The Changing Tech Landscape & Big Data: A Quick Survival Guide

For most of us, life has long been ruled by technology. Its advancement over the past twenty years has been both creeping and radical; the changes have taken place as we watched, allowing us to evolve simultaneously, adapting as we would to water slowly increasing in temperature. This is why it’s so common to see companies whose tech stacks have gotten away from them, or those who have so much data, they don’t know what’s important and what’s just noise. 

The constant advancement of the technological landscape has always been assumed to be, unquestionably, a benefit for businesses looking to do more, better and faster. In countless ways, it has been; however, there are also ways in which it has been detrimental to productivity and efficiency—too much of a good thing, as they say. Here, we’ll talk about the downside of living in a digital world growing ever more digital, and how to keep your company on the right side of it all. 
Your Tech Stack   
When we talk to new people about what we do at Go Nimbly, one of the things they usually latch onto first is our ability to manage their tech stack. Not only manage it in its current state, but integrate the existing tools so that they work most efficiently, and recommend new ones to fill any gaps. For SaaS companies in particular, the temptation to implement fancy new applications to perform every function in your day-to-day work flow is strong—and understandable. As far back as we can remember, we’ve been fantasizing about having robots to make home life easier, so why should work be any different? 
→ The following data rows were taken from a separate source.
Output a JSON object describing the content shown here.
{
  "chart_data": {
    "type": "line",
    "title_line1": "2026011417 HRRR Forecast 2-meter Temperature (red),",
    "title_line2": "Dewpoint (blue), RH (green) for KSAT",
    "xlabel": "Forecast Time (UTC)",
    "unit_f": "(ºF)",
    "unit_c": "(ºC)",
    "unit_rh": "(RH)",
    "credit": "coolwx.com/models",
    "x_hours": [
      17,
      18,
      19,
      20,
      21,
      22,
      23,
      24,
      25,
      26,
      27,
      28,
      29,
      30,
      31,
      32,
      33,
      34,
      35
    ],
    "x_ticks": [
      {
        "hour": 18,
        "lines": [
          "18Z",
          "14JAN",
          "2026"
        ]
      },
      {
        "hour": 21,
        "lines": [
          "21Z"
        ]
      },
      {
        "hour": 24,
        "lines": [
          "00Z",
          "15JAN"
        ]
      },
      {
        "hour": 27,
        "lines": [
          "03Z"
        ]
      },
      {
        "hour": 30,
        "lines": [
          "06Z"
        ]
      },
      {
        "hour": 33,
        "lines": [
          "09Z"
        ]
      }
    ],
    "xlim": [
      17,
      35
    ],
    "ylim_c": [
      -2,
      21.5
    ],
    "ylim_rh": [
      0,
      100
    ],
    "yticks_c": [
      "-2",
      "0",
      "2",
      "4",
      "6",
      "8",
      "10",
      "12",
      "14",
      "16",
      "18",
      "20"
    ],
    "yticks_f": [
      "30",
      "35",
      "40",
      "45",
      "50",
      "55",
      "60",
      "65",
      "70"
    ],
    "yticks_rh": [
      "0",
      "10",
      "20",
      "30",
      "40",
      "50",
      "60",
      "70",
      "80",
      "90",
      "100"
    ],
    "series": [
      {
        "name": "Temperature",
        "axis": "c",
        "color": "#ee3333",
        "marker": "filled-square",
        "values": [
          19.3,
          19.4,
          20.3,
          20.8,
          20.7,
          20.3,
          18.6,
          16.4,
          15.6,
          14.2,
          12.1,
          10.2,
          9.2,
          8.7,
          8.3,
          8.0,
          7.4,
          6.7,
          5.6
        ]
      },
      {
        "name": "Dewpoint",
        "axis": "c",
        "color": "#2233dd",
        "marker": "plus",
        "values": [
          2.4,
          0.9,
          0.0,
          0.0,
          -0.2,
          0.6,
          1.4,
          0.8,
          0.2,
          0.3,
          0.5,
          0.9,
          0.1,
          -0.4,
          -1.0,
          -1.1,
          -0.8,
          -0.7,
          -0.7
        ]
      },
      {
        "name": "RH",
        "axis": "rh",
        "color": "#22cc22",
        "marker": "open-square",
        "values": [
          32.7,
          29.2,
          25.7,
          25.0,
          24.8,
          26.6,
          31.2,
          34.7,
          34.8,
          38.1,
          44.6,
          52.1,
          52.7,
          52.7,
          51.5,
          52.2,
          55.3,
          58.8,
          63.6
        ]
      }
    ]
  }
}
The problem arises when, instead of looking for solutions to problems, we’re seeking out problems to justify solutions. If you’ve ever seen an infomercial wherein the actors dramatized a laughable, though supposedly common problem, then you get the idea. Modern technology is well-dressed enough to make us want to need it. Giving in to this results in tools that don’t work well together, and teams that become frustrated due to a lack of enablement. That said, if you are going to implement a new tool, providing thorough on-boarding and training is critical to its success. 
Data, Data, Data
As you collect data on your prospects and customers, there will be many moments in which you know exactly how you will use certain information to drive revenue for your business. Firmographic and technographic data will be leveraged as Sales targets accounts; intent data will provide Marketing with insights that will help them create the right content; user data will tell Customer Success what steps they need to take in order to retain your customers and prime them for expansion. However, there is plenty of noise in between, which at times can make it difficult to discern which information is truly valuable and actionable, and which is just, well, noise. 
At this year’s SaaStr Annual, several people we spoke to at our booth expressed frustration with their company’s data management strategy—or lack thereof. Many of them gathered every available piece of data with the intention of leveraging it, however somewhere along the line it had become overwhelming, and the real insights got hidden amongst the chaos. 
Being hyper-aware of the types of data needed to drive revenue is key to sidestepping this problem. (Recently, Matt Hogan of Intricately wrote a guest post on this for our blog.) Just as important is ensuring you have put processes in place that enable your team to use the data they have in order to improve your product or service.